NeutralA stock rated as "Neutral" is expected to perform in line with the overall market or a specific benchmark. This rating indicates that the stock is neither particularly attractive nor unattractive for investment. Investors may consider holding onto the stock, as it is not expected to either significantly outperform or underperform the market.

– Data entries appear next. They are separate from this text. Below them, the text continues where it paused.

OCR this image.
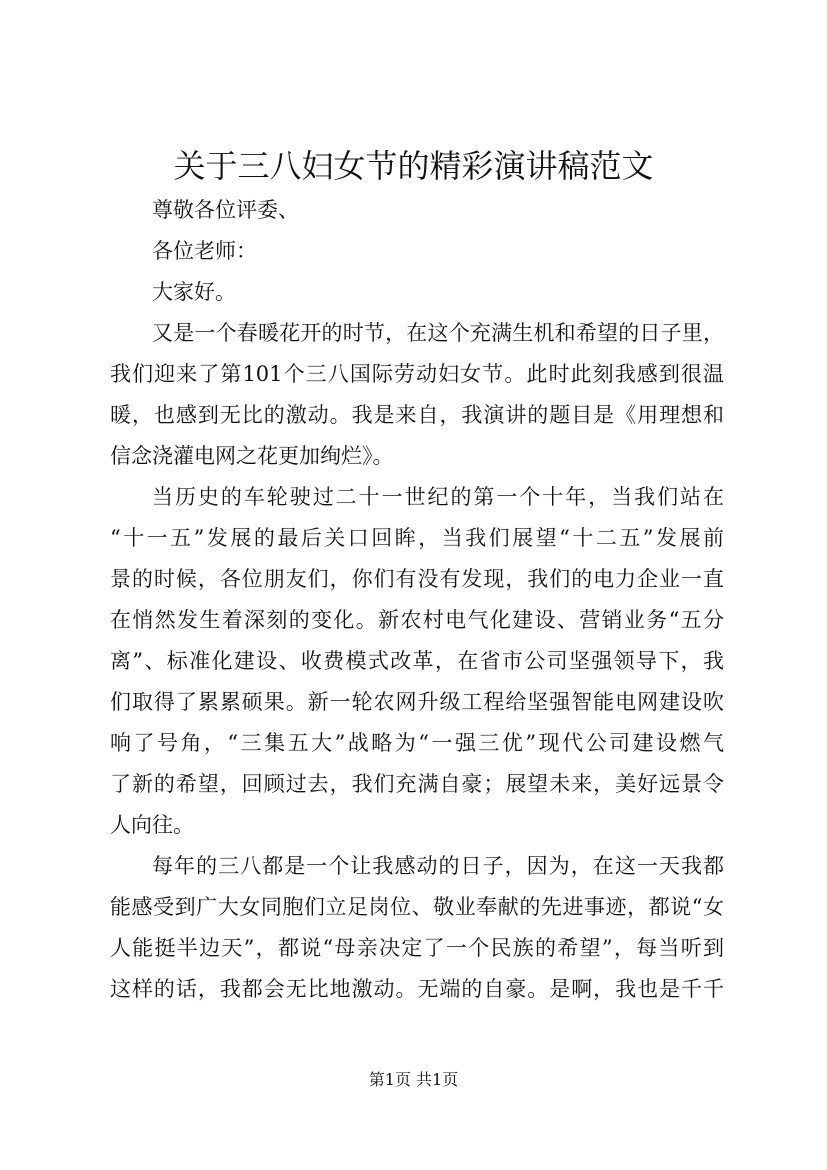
关于三八妇女节的精彩演讲稿范文
尊敬各位评委、
各位老师：
大家好。
又是一个春暖花开的时节，在这个充满生机和希望的日子里，
我们迎来了第101个三八国际劳动妇女节。此时此刻我感到很温
暖，也感到无比的激动。我是来自，我演讲的题目是《用理想和
信念浇灌电网之花更加绚烂》。
当历史的车轮驶过二十一世纪的第一个十年，当我们站在
“十一五”发展的最后关口回眸，当我们展望“十二五”发展前
景的时候，各位朋友们，你们有没有发现，我们的电力企业一直
在悄然发生着深刻的变化。新农村电气化建设、营销业务“五分
离”、标准化建设、收费模式改革，在省市公司坚强领导下，我
们取得了累累硕果。新一轮农网升级工程给坚强智能电网建设吹
响了号角，“三集五大”战略为“一强三优”现代公司建设燃气
了新的希望，回顾过去，我们充满自豪；展望未来，美好远景令
人向往。
每年的三八都是一个让我感动的日子，因为，在这一天我都
能感受到广大女同胞们立足岗位、敬业奉献的先进事迹，都说“女
人能挺半边天”，都说“母亲决定了一个民族的希望”，每当听到
这样的话，我都会无比地激动。无端的自豪。是啊，我也是千千
第1页 共1页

UnderperformA stock rated as "Underperform" is expected to perform worse than the overall market or a specific benchmark over the near-to-medium term. This rating suggests that the stock may deliver lower returns compared to the average returns of other stocks in the same sector or market index. Investors might consider selling the stock or avoiding it as an investment.

Disclaimer

This AI Analyst Stock Report is automatically generated by our AI systems using advanced algorithms and publicly available financial, technical, and market data. While the information provided aims to be accurate and insightful, it is intended for informational purposes only and should not be considered financial advice. Any content created by an AI (Artificial Intelligence) system may contain inaccuracies and/or contain errors. Investing in stocks carries inherent risks, and past performance is not indicative of future results. This report does not account for your personal financial circumstances, objectives, or risk tolerance. Always conduct your own research or consult with a qualified financial advisor before making investment decisions. The analysis and recommendations provided are based on historical and current data and may not fully reflect future market conditions or unexpected developments. Neither the creators of this report nor its affiliated entities guarantee the accuracy, completeness, or reliability of the information presented. Use this report at your own discretion and risk.